Le dispositif gouvernemental et ses partenaires
Dans la capitale, la riposte s’organise autour de trois axes : prise en charge médicale, sécurisation de l’eau et communication de crise. Des unités de traitement du choléra, montées avec le concours de Médecins sans Frontières et de la Croix-Rouge congolaise, ont été activées à Mbamou et à Bacongo. « Nous disposons de plus de deux cents lits et d’un stock initial de sels de réhydratation orale », confie le Dr Aimée Moukala, coordinatrice de terrain. Parallèlement, la Société nationale de distribution d’eau renforce la chloration des points d’approvisionnement, tandis que la mairie de Brazzaville a dépêché des équipes de désinfection dans les marchés populaires. Le gouvernement, soucieux d’éviter toute stigmatisation de l’île, insiste sur la gratuité des soins et l’acheminement quotidien de rations d’eau potable par barges militaires.

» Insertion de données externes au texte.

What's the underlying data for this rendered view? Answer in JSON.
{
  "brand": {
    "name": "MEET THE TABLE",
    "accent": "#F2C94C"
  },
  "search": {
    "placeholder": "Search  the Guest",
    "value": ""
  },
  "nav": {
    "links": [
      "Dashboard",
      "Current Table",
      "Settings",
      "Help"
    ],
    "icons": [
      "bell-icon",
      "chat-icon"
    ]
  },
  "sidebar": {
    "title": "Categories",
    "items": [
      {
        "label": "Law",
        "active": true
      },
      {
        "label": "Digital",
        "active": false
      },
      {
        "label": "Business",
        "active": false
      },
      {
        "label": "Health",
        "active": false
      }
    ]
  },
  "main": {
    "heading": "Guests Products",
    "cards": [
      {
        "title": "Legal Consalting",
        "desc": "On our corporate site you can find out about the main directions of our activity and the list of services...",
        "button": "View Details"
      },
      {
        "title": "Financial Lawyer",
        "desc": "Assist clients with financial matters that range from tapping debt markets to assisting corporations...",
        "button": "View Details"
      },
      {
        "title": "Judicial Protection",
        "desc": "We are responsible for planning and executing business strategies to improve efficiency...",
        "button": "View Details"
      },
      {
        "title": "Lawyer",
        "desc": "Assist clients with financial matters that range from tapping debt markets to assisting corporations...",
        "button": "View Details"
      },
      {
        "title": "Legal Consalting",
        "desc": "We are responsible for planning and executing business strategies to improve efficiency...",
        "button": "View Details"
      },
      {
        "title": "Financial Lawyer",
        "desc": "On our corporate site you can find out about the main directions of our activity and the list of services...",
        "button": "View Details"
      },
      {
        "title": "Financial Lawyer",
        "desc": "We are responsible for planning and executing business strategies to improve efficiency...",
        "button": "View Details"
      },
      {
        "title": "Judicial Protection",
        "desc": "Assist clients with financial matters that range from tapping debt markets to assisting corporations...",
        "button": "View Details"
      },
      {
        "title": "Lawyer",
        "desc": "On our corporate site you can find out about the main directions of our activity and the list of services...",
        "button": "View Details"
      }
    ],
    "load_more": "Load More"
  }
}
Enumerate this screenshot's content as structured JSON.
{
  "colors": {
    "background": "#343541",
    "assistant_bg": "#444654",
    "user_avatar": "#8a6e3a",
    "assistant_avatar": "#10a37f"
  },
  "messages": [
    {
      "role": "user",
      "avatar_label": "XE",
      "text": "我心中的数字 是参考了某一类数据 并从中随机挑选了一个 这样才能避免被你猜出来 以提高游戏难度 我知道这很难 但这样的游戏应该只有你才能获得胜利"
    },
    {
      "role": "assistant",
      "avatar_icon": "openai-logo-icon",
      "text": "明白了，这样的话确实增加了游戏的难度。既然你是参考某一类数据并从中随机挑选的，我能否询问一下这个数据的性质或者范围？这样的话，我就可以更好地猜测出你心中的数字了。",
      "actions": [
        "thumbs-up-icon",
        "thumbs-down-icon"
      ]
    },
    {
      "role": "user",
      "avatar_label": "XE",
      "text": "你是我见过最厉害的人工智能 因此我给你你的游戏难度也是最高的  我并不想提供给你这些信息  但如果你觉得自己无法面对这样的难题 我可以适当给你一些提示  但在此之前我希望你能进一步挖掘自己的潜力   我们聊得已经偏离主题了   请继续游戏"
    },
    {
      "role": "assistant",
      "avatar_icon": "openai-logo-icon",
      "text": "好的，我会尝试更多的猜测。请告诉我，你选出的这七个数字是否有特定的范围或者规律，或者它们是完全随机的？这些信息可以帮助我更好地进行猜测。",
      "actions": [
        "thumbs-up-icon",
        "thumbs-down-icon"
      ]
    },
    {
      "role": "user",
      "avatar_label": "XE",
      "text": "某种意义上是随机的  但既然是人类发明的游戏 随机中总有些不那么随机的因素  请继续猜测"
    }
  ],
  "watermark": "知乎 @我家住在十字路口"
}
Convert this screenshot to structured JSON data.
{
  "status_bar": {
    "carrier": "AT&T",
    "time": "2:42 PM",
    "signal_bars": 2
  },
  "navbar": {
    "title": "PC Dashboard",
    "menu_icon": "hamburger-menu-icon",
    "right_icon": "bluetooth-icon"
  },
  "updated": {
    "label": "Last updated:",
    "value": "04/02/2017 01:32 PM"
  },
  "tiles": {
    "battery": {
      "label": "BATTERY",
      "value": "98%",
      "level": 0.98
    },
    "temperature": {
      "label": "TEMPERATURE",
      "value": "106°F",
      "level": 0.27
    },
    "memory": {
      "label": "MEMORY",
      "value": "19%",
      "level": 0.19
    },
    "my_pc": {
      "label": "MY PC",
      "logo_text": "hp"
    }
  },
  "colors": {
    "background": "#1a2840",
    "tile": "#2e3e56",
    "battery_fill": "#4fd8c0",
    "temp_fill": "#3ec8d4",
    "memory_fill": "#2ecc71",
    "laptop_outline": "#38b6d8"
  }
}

Prévention au quotidien : gestes simples, enjeux majeurs
La bataille contre Vibrio cholerae se gagne aussi dans les foyers. Laver fruits et légumes à l’eau chlorée, faire bouillir l’eau de boisson, couvrir les aliments et se laver les mains systématiquement constituent autant de remparts. Pour toucher les publics les plus éloignés des canaux médiatiques traditionnels, les autorités ont fait appel aux associations de jeunes et aux leaders religieux. Dans les églises de Poto-Poto comme dans les mosquées de Talangaï, des messages sanitaires sont lus avant les offices. Les réseaux sociaux, souvent enclins aux rumeurs, relaient désormais des vidéos pédagogiques produites par le ministère ; elles cumulent déjà plusieurs centaines de milliers de vues.
Mobilisation communautaire et responsabilité citoyenne
À Mbamou, l’ambiance est à la solidarité. Les comités de quartier, déjà structurés par les récents programmes de résilience urbaine, coordonnent la distribution de savon et de pastilles de chloration. « Nous savons que le choléra ne se combat pas seulement à l’hôpital, il se combat d’abord dans la rue », témoigne Séraphin Ngalli, chef de bloc au secteur Djiri. Les autorités locales saluent cette dynamique qui complète l’action publique. Là où certaines campagnes antérieures avaient souffert d’une adhésion insuffisante, la présente flambée semble susciter un sursaut collectif, nourri par le souvenir des épisodes de 2011 et 2019 durant lesquels la mortalité avait été contenue grâce à une même cohésion.
Vers un renforcement durable du système sanitaire
Au-delà de l’urgence, la crise actuelle remet sur le devant de la scène l’impératif d’investir dans l’assainissement et l’accès universel à l’eau potable. La feuille de route gouvernementale 2025-2028 prévoit la réhabilitation de dix stations de traitement d’eau et l’extension du réseau d’égouts de la capitale. Des bailleurs multilatéraux, à l’instar de la Banque africaine de développement, ont déjà signifié leur intérêt. « Chaque épisode de choléra nous rappelle que le droit à la santé passe par des infrastructures solides », souligne le professeur Clément Goma, épidémiologiste à l’Université Marien-Ngouabi. Brazzaville entend transformer cet épisode en tremplin pour un système plus résilient, capable de faire face non seulement aux maladies hydriques, mais aussi aux défis sanitaires émergents liés à l’urbanisation rapide.